The petition is meritorious. The Court is beguiled by the statements of Commissioner


Florentino Tuason Jr., given in open court during the Oral Argument last October 7,
2003. The good commissioner affirmed that he was aware, of his own personal
knowledge, that there had indeed been a written agreement among the "consortium"
members, 34 although it was an internal matter among them, 35 and of the fact that it
would be presented by counsel for private respondent.36 However, under questioning
by Chief Justice Hilario G. Davide Jr. and Justice Jose C. Vitug, Commissioner Tuason
in effect admitted that, while he was the commissioner-in-charge of Comelec’s
Legal Department, he had never seen, even up to that late date, the agreement he
spoke of. Under further questioning, he was likewise unable to provide any information
regarding the amounts invested into the project by several members of the claimed
consortium. A short while later, he admitted that the Commission had not taken a look at
the agreement. Even if the BAC or the Phase II Team had taken charge of evaluating
the eligibility, qualifications and credentials of the consortium-bidder, still, in all
probability, the former would have referred the task to Commissioner Tuason, head of
Comelec’s Legal Department. That task was the appreciation and evaluation of
the legal effects and consequences of the terms, conditions, stipulations and
covenants contained in any joint venture agreement, consortium agreement or a
similar document -- assuming of course that any of these was available at the time. The
fact that Commissioner Tuason was barely aware of the situation bespeaks the
complete absence of such document, or the utter failure or neglect of the Comelec
to examine it -- assuming it was available at all -- at the time the award was made on
April 15, 2003. The problem is that Comelec never bothered to check. It never based its
decision on documents or other proof that would concretely establish the existence of
the claimed consortium or joint venture or agglomeration. It relied merely on the self-
serving representation in an uncorroborated letter signed by only one individual,
claiming that his company represented a "consortium" of several different
corporations. It concluded forthwith that a consortium indeed existed, composed of
such and such members, and thereafter declared that the entity was eligible to bid.

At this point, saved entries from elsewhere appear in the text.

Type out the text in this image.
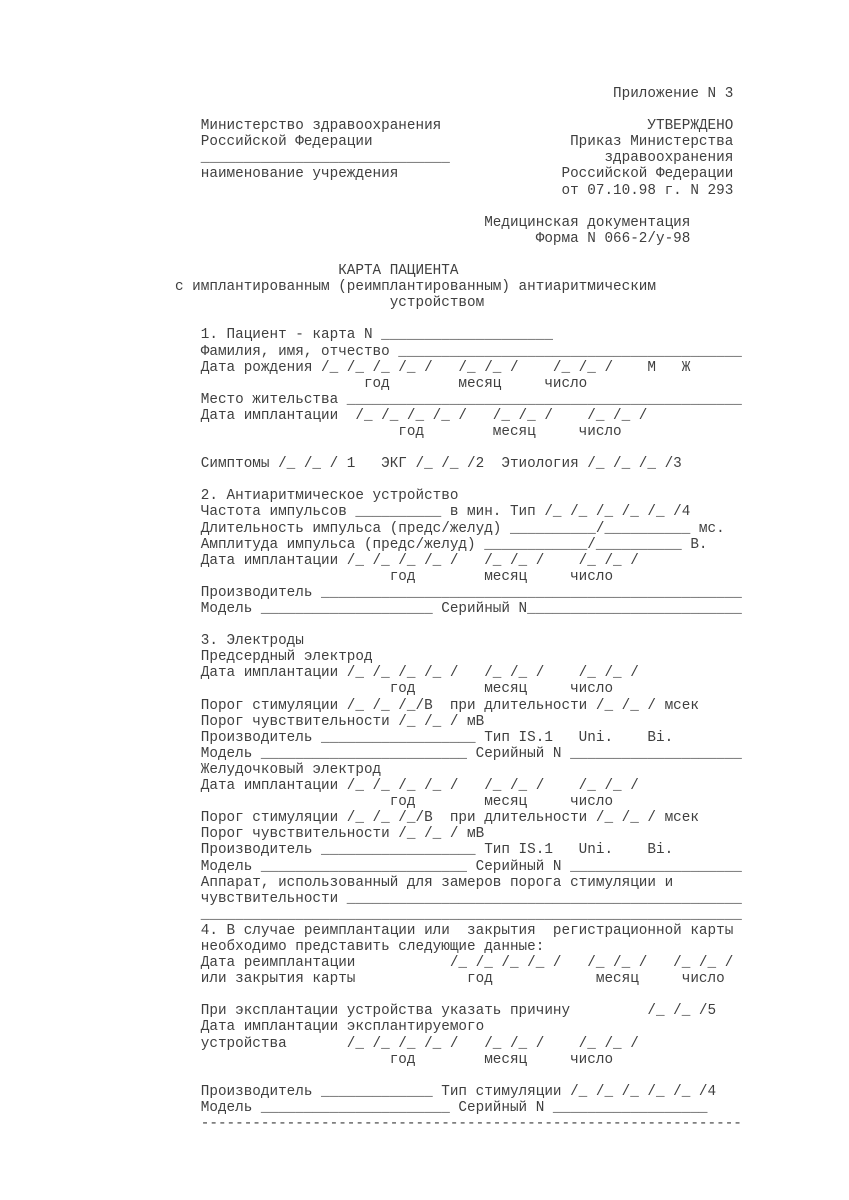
Приложение N 3
Министерство здравоохранения                        УТВЕРЖДЕНО
Российской Федерации                       Приказ Министерства
_____________________________                  здравоохранения
наименование учреждения                   Российской Федерации
от 07.10.98 г. N 293
Медицинская документация
Форма N 066-2/у-98
КАРТА ПАЦИЕНТА
с имплантированным (реимплантированным) антиаритмическим
устройством
1. Пациент - карта N ____________________
Фамилия, имя, отчество ________________________________________
Дата рождения /_ /_ /_ /_ /   /_ /_ /    /_ /_ /    М   Ж
год        месяц     число
Место жительства ______________________________________________
Дата имплантации  /_ /_ /_ /_ /   /_ /_ /    /_ /_ /
год        месяц     число
Симптомы /_ /_ / 1   ЭКГ /_ /_ /2  Этиология /_ /_ /_ /3
2. Антиаритмическое устройство
Частота импульсов __________ в мин. Тип /_ /_ /_ /_ /_ /4
Длительность импульса (предс/желуд) __________/__________ мс.
Амплитуда импульса (предс/желуд) ____________/__________ В.
Дата имплантации /_ /_ /_ /_ /   /_ /_ /    /_ /_ /
год        месяц     число
Производитель _________________________________________________
Модель ____________________ Серийный N_________________________
3. Электроды
Предсердный электрод
Дата имплантации /_ /_ /_ /_ /   /_ /_ /    /_ /_ /
год        месяц     число
Порог стимуляции /_ /_ /_/В  при длительности /_ /_ / мсек
Порог чувствительности /_ /_ / мВ
Производитель __________________ Тип IS.1   Uni.    Bi.
Модель ________________________ Серийный N ____________________
Желудочковый электрод
Дата имплантации /_ /_ /_ /_ /   /_ /_ /    /_ /_ /
год        месяц     число
Порог стимуляции /_ /_ /_/В  при длительности /_ /_ / мсек
Порог чувствительности /_ /_ / мВ
Производитель __________________ Тип IS.1   Uni.    Bi.
Модель ________________________ Серийный N ____________________
Аппарат, использованный для замеров порога стимуляции и
чувствительности ______________________________________________
_______________________________________________________________
4. В случае реимплантации или  закрытия  регистрационной карты
необходимо представить следующие данные:
Дата реимплантации           /_ /_ /_ /_ /   /_ /_ /   /_ /_ /
или закрытия карты             год            месяц     число
При эксплантации устройства указать причину         /_ /_ /5
Дата имплантации эксплантируемого
устройства       /_ /_ /_ /_ /   /_ /_ /    /_ /_ /
год        месяц     число
Производитель _____________ Тип стимуляции /_ /_ /_ /_ /_ /4
Модель ______________________ Серийный N __________________
---------------------------------------------------------------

True, copies of financial statements and incorporation papers of the alleged
"consortium" members were submitted. But these papers did not establish the
existence of a consortium, as they could have been provided by the companies
concerned for purposes other than to prove that they were part of a consortium or joint
venture. For instance, the papers may have been intended to show that those
companies were each qualified to be a sub-contractor (and nothing more) in a
major project. Those documents did not by themselves support the assumption that a
consortium or joint venture existed among the companies. In brief, despite the absence
of competent proof as to the existence and eligibility of the alleged consortium (MPC),
its capacity to deliver on the Contract, and the members’ joint and several liability
therefor, Comelec nevertheless assumed that such consortium existed and was eligible.
It then went ahead and considered the bid of MPC, to which the Contract which the
Contract was eventually awarded, in gross violation of the former’s own bidding rules
and procedures contained in its RFP. Therein lies Comelec’s grave abuse of discretion.